I was studying in the Norman town of Caen, preparing to enter the Grandes écoles de commerce – a path my parents had chosen for me since I had no clue as to what I wanted to do with my life.
I often skipped class, especially English and Algebra, and seldom studied when I returned to my fifteen-square-metre apartment. Philosophy was the only subject I performed well in. Only truth – searching for it and investigating ideas and conditions – interested me.
My philosophy lecturer, Charles-Edouard Leroux, was in his forties. Did he believe that philosophy was more than reading philosophy and philosophising in exams? Did he try to teach us to think in ways other than those expected of us as future business students? One night, he took the whole class to see a production of Milan Kundera’s Jacques et Son Maître at the Espace Puzzle, a small theatre he was involved in.
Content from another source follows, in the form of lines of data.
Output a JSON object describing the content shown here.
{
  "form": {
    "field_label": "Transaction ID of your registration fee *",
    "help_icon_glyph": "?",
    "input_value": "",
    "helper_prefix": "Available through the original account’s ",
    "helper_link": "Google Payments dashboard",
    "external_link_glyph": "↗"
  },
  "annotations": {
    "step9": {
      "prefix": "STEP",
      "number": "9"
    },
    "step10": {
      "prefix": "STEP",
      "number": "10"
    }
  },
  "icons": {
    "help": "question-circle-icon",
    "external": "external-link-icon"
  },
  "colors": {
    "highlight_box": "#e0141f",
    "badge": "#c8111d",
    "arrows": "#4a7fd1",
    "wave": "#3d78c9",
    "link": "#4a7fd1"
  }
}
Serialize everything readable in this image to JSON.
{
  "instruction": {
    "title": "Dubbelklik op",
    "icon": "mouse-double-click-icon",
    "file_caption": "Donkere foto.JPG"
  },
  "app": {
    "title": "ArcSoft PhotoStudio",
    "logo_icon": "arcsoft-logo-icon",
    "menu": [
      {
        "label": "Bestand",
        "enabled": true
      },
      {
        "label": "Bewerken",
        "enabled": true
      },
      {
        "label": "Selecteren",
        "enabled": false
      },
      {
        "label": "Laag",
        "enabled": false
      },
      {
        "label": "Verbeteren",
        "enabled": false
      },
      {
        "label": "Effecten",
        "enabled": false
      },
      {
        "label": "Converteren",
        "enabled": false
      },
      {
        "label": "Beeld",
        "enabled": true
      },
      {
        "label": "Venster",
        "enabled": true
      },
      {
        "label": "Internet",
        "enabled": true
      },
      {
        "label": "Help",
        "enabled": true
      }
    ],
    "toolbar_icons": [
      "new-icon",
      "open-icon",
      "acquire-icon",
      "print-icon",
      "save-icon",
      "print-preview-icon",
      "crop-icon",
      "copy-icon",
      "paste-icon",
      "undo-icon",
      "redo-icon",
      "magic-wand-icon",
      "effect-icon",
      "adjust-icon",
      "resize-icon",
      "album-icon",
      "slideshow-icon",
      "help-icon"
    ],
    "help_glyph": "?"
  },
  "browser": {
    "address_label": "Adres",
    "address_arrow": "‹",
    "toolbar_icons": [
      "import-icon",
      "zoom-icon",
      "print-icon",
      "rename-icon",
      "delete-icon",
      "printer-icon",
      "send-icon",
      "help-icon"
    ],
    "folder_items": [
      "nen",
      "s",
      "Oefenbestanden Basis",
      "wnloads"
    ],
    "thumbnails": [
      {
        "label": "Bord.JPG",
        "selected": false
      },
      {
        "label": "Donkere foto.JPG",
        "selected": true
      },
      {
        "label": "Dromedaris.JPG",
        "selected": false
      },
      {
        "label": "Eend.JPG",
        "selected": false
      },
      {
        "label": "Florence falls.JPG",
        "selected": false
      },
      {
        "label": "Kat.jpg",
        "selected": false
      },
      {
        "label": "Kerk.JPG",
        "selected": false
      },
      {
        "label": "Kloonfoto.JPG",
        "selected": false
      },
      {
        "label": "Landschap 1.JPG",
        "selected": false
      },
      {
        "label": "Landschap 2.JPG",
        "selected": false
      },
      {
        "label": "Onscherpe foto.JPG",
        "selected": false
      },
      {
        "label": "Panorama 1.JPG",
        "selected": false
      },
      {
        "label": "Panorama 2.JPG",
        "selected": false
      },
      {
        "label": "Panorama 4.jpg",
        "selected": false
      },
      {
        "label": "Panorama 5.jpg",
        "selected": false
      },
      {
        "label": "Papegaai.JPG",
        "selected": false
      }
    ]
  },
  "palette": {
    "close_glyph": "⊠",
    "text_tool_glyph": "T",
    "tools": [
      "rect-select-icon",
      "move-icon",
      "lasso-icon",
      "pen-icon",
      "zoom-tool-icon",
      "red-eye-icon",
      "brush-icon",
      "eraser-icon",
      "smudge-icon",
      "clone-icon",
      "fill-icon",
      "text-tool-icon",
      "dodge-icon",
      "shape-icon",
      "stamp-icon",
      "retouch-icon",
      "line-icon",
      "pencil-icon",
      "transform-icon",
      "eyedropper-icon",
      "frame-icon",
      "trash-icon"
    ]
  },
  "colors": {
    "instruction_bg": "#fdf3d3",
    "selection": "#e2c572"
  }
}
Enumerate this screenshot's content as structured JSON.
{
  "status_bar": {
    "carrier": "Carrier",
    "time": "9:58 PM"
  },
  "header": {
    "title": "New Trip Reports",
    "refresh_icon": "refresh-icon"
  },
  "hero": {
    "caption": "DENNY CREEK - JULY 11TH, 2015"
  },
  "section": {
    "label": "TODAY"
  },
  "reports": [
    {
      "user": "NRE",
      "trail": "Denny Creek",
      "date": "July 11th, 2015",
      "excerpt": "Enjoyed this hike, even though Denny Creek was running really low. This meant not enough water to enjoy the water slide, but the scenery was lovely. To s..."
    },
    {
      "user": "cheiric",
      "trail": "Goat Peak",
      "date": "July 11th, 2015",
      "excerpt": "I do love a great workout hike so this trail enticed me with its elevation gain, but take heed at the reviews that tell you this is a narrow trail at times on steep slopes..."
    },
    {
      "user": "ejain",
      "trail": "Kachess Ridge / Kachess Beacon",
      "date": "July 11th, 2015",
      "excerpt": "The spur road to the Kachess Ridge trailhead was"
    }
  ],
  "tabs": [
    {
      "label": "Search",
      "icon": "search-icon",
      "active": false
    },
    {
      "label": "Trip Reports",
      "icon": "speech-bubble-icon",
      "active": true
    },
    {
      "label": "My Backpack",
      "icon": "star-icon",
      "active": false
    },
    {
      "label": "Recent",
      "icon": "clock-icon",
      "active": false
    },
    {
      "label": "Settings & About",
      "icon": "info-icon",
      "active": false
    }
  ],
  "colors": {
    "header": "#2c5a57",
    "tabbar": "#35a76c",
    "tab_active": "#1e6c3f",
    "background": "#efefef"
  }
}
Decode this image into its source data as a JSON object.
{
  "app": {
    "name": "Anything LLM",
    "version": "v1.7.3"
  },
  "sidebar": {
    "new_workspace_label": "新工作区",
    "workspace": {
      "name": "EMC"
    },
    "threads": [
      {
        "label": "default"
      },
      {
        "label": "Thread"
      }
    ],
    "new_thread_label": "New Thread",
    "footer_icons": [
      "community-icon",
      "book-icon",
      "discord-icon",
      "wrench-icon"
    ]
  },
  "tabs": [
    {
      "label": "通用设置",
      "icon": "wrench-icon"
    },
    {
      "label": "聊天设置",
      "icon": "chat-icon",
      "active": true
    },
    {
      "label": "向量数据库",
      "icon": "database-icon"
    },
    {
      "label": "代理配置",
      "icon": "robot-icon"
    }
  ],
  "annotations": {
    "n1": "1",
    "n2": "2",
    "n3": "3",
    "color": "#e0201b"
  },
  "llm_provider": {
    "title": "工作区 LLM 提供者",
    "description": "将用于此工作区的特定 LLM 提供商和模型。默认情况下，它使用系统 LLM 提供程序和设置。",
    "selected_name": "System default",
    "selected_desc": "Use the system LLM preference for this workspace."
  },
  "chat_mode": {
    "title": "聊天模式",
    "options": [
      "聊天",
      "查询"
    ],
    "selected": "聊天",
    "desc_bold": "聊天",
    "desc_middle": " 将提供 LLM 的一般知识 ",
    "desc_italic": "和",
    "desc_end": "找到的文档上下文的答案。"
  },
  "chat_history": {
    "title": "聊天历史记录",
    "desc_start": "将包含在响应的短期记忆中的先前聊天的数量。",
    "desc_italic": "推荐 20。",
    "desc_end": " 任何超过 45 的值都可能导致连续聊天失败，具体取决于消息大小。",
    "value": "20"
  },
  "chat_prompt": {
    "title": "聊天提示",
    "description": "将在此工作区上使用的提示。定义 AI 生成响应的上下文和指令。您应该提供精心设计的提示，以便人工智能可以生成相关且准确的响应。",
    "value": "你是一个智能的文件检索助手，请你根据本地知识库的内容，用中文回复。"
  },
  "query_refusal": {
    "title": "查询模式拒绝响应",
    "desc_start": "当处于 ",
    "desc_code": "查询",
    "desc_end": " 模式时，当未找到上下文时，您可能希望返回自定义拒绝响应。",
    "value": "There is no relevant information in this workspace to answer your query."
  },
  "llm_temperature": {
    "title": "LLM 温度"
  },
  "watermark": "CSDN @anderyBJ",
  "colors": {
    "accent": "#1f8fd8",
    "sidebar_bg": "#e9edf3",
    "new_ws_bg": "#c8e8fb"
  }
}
What happened to my love of philosophy? I seldom read it these days. Why was I so attracted to philosophy? Did I find any truths then? Did I leave the cave? Was it because it was the only subject that brought some pleasure and satisfaction? Because for the first time something I was studying seemed to affect me?
In the end, after the final exams, admission to a business school in Paris and a summer holiday in a provincial town whose library had no philosophy books, fiction took me away from philosophy.
THE QUEUE IS not single file. It is a crowd of people occupying the footpath. Older people and couples with babies walk to the end of the queue, then walk back to the front.
In Marine Le Pen’s society, would older people and couples with babies be expected to join the back of the queue, like everyone else, and wait their turn?
What is the it that we should, at least, be able to talk about?
At the core of politics, as we practice it in democracies, is freedom of opinion. Are there political opinions we do not want to talk about? Are there opinions we refuse to consider as political? Is, for instance, the notion of pétainisme, espoused by many of the founders of the FN at its inception in 1972, not a legitimate political opinion? How, then, can we debate Pierre Bousquet, François Brigneau, François Duprat? The French philosopher Alain Badiou proposes that anti-Semitism is a political opinion, Nazism a politics, in Abrégé de métapolitique (Seuil, 1998).
To counter such opinions, one has to regard them as political for they aim to persuade. Considering them as ‘fanatical non-opinions undermining being-together’ and not worth debating but simply relying on common sense to defeat them will not lead to their evaporation from the society, but see them shift common sense. To counter such opinions, another politics is required. In that sense, real politics, affirms Badiou, is a form of resistance against evil.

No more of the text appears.